Kala Itu, Cinta

Salam,
Untuk kedua kalinya di malam ini saya menulis. Kali ini saya ingin membahas topik yang sama namun berbeda. Menyaksikan seorang teman yang gugup hendak bertemu dengan sang pujaan, rasanya teringat ketika jatuh cinta (dulu). Cinta seperti apa? kali ini benar, tulisan ini membahas tentang cinta pada sesama manusia (?). Perasaan peduli kepada orang lain lebih dari diri sendiri, perasaan khawatir saat pujaan tak kunjung datang menemui, perasaan rindu saat tak berjumpa, perasaan sakit melihat deritanya, ya seperti itu kira-kira.

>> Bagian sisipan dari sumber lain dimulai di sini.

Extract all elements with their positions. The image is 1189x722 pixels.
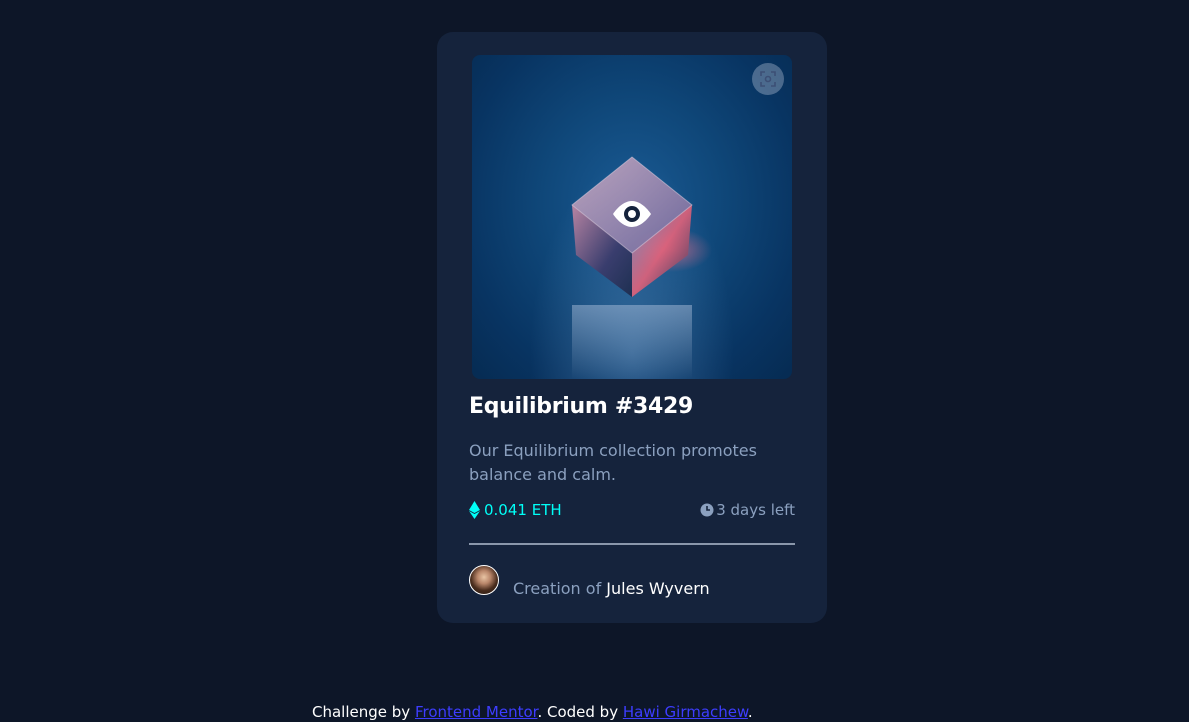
nft-card: Equilibrium #3429 Our Equilibrium collec… [437, 32, 827, 623]
footer-middle: . Coded by [537, 703, 619, 721]
creator-avatar [469, 565, 499, 595]
fullscreen-icon [760, 71, 776, 87]
attribution-footer: Challenge by Frontend Mentor. Coded by H… [312, 703, 753, 721]
time-left-label: 3 days left [716, 501, 795, 519]
creator-name[interactable]: Jules Wyvern [606, 579, 709, 598]
creator-prefix: Creation of [513, 579, 602, 598]
time-left-info: 3 days left [700, 501, 795, 519]
frontend-mentor-link[interactable]: Frontend Mentor [415, 703, 538, 721]
clock-icon [700, 503, 714, 517]
footer-suffix: . [747, 703, 753, 721]
author-link[interactable]: Hawi Girmachew [623, 703, 748, 721]
creator-line: Creation of Jules Wyvern [513, 579, 710, 598]
divider [469, 543, 795, 545]
nft-description: Our Equilibrium collection promotes bala… [469, 441, 757, 484]
nft-title[interactable]: Equilibrium #3429 [469, 394, 693, 419]
price-label: 0.041 ETH [484, 501, 562, 519]
nft-image[interactable] [472, 55, 792, 379]
eye-icon[interactable] [610, 198, 654, 230]
fullscreen-button[interactable] [752, 63, 784, 95]
footer-prefix: Challenge by [312, 703, 411, 721]
ethereum-icon [469, 501, 480, 519]
price-info: 0.041 ETH [469, 501, 562, 519]
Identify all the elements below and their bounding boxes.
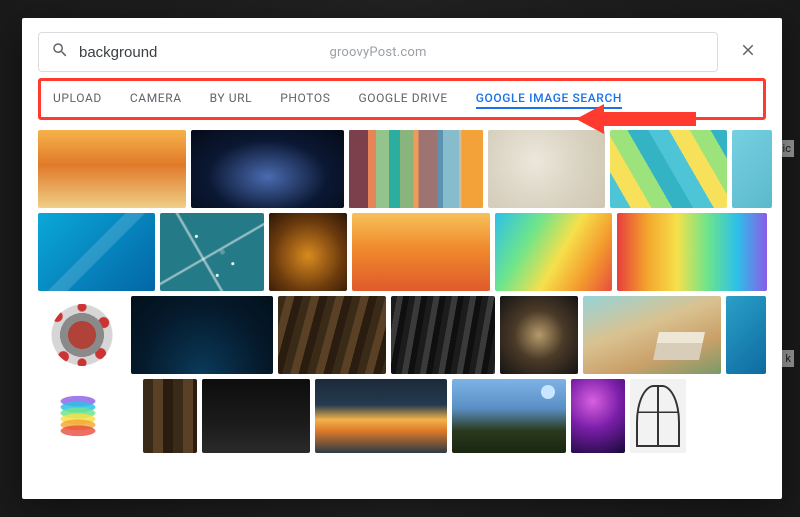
result-thumb[interactable] — [38, 130, 186, 208]
results-row — [38, 213, 766, 291]
tab-upload[interactable]: UPLOAD — [53, 91, 102, 109]
search-box[interactable]: groovyPost.com — [38, 32, 718, 72]
result-thumb[interactable] — [610, 130, 727, 208]
result-thumb[interactable] — [131, 296, 273, 374]
result-thumb[interactable] — [38, 213, 155, 291]
result-thumb[interactable] — [732, 130, 772, 208]
tab-google-drive[interactable]: GOOGLE DRIVE — [358, 91, 447, 109]
result-thumb[interactable] — [571, 379, 625, 453]
result-thumb[interactable] — [488, 130, 605, 208]
result-thumb[interactable] — [452, 379, 566, 453]
result-thumb[interactable] — [191, 130, 344, 208]
result-thumb[interactable] — [617, 213, 767, 291]
image-results-grid — [22, 120, 782, 499]
result-thumb[interactable] — [630, 379, 686, 453]
tab-google-image-search[interactable]: GOOGLE IMAGE SEARCH — [476, 91, 622, 109]
result-thumb[interactable] — [391, 296, 495, 374]
search-row: groovyPost.com — [22, 18, 782, 78]
close-icon — [739, 41, 757, 63]
close-button[interactable] — [730, 34, 766, 70]
result-thumb[interactable] — [202, 379, 310, 453]
search-input[interactable] — [79, 44, 705, 61]
result-thumb[interactable] — [315, 379, 447, 453]
result-thumb[interactable] — [495, 213, 612, 291]
result-thumb[interactable] — [160, 213, 264, 291]
tab-camera[interactable]: CAMERA — [130, 91, 182, 109]
results-row — [38, 130, 766, 208]
bg-text-snippet: k — [782, 350, 794, 367]
results-row — [38, 296, 766, 374]
result-thumb[interactable] — [349, 130, 483, 208]
result-thumb[interactable] — [352, 213, 490, 291]
tab-photos[interactable]: PHOTOS — [280, 91, 330, 109]
result-thumb[interactable] — [269, 213, 347, 291]
result-thumb[interactable] — [726, 296, 766, 374]
result-thumb[interactable] — [38, 379, 138, 453]
tab-by-url[interactable]: BY URL — [210, 91, 253, 109]
tabs-container: UPLOAD CAMERA BY URL PHOTOS GOOGLE DRIVE… — [22, 78, 782, 120]
result-thumb[interactable] — [500, 296, 578, 374]
source-tabs-annotated: UPLOAD CAMERA BY URL PHOTOS GOOGLE DRIVE… — [38, 78, 766, 120]
insert-image-dialog: groovyPost.com UPLOAD CAMERA BY URL PHOT… — [22, 18, 782, 499]
result-thumb[interactable] — [38, 296, 126, 374]
result-thumb[interactable] — [583, 296, 721, 374]
result-thumb[interactable] — [278, 296, 386, 374]
results-row — [38, 379, 766, 453]
search-icon — [51, 41, 69, 63]
result-thumb[interactable] — [143, 379, 197, 453]
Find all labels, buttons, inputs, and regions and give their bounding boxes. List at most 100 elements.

Saya ingat, dia adalah orang pertama yang membuat saya jatuh cinta, orang pertama sekaligus penyiksa yang luar biasa. Tak sekalipun saat bersamanya saya katakan bahwa saya cinta. Fase denial karena dia sama sekali bukan tipe ideal yang saya mimpikan. Bukan lelaki dengan kecerdasan diatas rata-rata, bukan pendiam yang menyimpan sejuta misteri, bukan lelaki dewasa yang bisa bersikap manis dan memperlakukan perempuan dengan baik. Dia jauh sekali dari itu. Tapi entah bagaimana, pikiran kosong selalu membuat saya memilih jalan melewati rumahnya. Tanpa sadar melintasi. Sedikit harapan bisa bertemu dengannya, sedikit harapan bisa bertukar makian dengannya. Tapi tidak! Saya selalu mengatakan itu selama bertahun-tahun. Fase denial sampai suatu ketika dia muncul di mimpi dan semua usaha untuk melupakan, menghindari, dan membohongi diri jikalau dia bukanlah apa-apa, dan bukan siapa-siapa, menjadi tak berhasil.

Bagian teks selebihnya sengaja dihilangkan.